Brain impulse . . . thought impulse . . .
He looked from Stickley to the machinery and back again. A wide grin split his face.
“When you least expect it . . . you’re elected,” he said.
When Stickley awoke, he wasn’t sure where he was at first. He tried to piece together what had happened, tracing for himself the sequence of events that had resulted in his discovery that he was strapped to a rolling swivel chair. He felt a dull ache in his head and a further pain in his neck when he tried to look around.
Then he became aware that there was something balanced on his head. He nodded back and forth, trying to shake it off. It felt like a hat or . . .
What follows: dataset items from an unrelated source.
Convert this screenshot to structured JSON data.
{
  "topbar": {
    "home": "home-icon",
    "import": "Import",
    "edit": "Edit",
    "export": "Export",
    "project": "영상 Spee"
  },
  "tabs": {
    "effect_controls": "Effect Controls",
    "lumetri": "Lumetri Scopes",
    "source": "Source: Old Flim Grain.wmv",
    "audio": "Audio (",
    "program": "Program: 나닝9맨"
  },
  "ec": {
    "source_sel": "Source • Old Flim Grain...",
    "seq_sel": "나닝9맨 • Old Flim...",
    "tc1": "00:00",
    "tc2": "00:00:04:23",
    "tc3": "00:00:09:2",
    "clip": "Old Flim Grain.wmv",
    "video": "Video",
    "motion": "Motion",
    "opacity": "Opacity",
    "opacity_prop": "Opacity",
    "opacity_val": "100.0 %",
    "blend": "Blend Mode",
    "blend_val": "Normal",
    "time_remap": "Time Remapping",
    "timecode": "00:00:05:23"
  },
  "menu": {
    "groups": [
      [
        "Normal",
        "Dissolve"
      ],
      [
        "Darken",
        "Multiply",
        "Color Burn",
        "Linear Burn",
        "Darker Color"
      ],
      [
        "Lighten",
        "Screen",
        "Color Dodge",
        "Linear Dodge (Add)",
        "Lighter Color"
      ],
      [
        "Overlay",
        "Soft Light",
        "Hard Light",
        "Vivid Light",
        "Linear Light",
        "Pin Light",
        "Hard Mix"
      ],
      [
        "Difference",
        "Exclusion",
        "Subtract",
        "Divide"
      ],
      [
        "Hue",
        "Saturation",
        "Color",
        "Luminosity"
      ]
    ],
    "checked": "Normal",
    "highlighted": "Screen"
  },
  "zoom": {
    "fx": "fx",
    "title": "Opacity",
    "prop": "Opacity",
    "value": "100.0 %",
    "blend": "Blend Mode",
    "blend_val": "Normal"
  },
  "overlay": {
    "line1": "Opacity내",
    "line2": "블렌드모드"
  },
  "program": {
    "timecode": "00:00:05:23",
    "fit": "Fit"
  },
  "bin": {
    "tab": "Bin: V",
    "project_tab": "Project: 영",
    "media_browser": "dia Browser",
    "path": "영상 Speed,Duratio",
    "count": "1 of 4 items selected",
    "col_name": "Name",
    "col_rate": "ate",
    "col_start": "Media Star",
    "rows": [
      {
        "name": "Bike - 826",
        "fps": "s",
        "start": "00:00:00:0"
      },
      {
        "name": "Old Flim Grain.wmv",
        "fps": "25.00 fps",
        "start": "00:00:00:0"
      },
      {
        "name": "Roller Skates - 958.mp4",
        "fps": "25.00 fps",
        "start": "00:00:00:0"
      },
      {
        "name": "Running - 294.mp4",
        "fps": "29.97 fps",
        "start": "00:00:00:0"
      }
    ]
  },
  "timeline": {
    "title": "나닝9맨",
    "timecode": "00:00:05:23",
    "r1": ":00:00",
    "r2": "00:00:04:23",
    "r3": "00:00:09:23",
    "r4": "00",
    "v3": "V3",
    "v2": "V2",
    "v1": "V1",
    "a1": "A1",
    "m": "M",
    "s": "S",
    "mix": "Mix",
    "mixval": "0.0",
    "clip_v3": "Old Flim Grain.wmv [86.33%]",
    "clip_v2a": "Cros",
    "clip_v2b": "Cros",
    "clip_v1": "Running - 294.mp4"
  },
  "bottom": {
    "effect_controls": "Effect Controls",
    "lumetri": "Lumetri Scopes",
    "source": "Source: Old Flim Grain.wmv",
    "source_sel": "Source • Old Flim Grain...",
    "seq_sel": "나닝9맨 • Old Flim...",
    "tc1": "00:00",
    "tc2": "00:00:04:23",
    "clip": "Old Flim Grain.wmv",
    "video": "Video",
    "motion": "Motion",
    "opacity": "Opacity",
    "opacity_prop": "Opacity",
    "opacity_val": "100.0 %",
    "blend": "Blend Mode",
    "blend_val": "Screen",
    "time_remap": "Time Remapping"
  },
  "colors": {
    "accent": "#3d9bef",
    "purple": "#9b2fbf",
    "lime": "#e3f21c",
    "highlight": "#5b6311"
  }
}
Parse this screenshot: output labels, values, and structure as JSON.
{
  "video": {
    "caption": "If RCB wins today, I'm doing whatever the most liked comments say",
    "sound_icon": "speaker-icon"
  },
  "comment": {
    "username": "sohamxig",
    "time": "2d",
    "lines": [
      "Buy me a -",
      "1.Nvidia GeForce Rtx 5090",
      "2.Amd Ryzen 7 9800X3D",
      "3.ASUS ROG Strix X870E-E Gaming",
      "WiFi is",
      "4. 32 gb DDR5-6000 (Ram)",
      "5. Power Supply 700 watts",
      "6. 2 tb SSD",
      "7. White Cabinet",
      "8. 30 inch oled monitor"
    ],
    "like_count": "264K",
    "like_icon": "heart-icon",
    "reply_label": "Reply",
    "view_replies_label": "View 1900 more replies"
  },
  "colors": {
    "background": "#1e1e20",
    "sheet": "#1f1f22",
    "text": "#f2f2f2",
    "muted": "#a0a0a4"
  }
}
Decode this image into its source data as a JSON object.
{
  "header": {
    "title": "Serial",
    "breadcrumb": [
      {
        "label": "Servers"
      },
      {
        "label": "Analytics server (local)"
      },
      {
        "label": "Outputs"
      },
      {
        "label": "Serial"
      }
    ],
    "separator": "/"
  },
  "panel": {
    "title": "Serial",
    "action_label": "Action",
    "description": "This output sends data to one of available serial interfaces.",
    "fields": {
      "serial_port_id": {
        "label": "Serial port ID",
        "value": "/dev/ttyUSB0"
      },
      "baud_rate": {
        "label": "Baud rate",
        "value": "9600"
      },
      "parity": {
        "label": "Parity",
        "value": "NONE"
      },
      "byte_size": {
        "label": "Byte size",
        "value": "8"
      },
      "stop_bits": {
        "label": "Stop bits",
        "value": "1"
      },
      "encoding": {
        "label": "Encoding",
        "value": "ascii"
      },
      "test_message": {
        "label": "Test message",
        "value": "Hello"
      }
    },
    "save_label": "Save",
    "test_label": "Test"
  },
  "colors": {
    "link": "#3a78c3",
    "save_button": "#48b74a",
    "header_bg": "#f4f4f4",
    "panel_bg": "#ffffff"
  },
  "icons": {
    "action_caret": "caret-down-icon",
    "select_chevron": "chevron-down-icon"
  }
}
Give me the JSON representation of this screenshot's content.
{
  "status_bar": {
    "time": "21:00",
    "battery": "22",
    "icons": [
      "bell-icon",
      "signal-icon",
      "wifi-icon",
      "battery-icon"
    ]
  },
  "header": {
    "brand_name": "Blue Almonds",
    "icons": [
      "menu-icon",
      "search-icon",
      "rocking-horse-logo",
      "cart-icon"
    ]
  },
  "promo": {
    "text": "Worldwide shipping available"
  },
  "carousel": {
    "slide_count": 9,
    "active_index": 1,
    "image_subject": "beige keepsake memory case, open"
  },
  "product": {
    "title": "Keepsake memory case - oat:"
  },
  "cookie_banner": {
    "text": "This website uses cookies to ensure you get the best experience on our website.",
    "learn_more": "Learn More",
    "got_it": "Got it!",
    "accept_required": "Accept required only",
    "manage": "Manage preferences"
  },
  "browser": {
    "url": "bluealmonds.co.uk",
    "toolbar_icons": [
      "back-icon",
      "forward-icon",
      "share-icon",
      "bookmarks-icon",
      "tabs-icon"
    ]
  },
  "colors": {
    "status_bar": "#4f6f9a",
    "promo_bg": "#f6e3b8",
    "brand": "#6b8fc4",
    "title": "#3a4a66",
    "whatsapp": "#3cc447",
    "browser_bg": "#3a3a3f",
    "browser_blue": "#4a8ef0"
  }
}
There were wires trailing from whatever It was. Wires to a machine, and now enough of his confusion fell away so that he was able to perceive Edward Nygma wearing a similar rig on his own head, making what appeared to be some final adjustments. Nygma must have somehow sensed that Stickley had come to, because he didn’t even bother to look over to his boss (or ex-boss) as he said, “This won’t hurt a bit.” Then he gave the matter a moment’s more thought and added, “At least I don’t think it will.”
Nygma did turn to him then and flashed a brief, if slightly pained grin, as he reached over toward a toggle on the power source. Mustering his ire, Stickley bellowed, “Nygma, you press that button and—”
“And what? I’m fired?”
He flipped a switch.
The TV screen flared to life, and a green glow emanated from it. And hovering there, in the glow, was a holographic representation of Stickley reeling in a prize bass. Then the figures began to waver and tremble.
“Losing resolution,” muttered Edward to himself. “More power.”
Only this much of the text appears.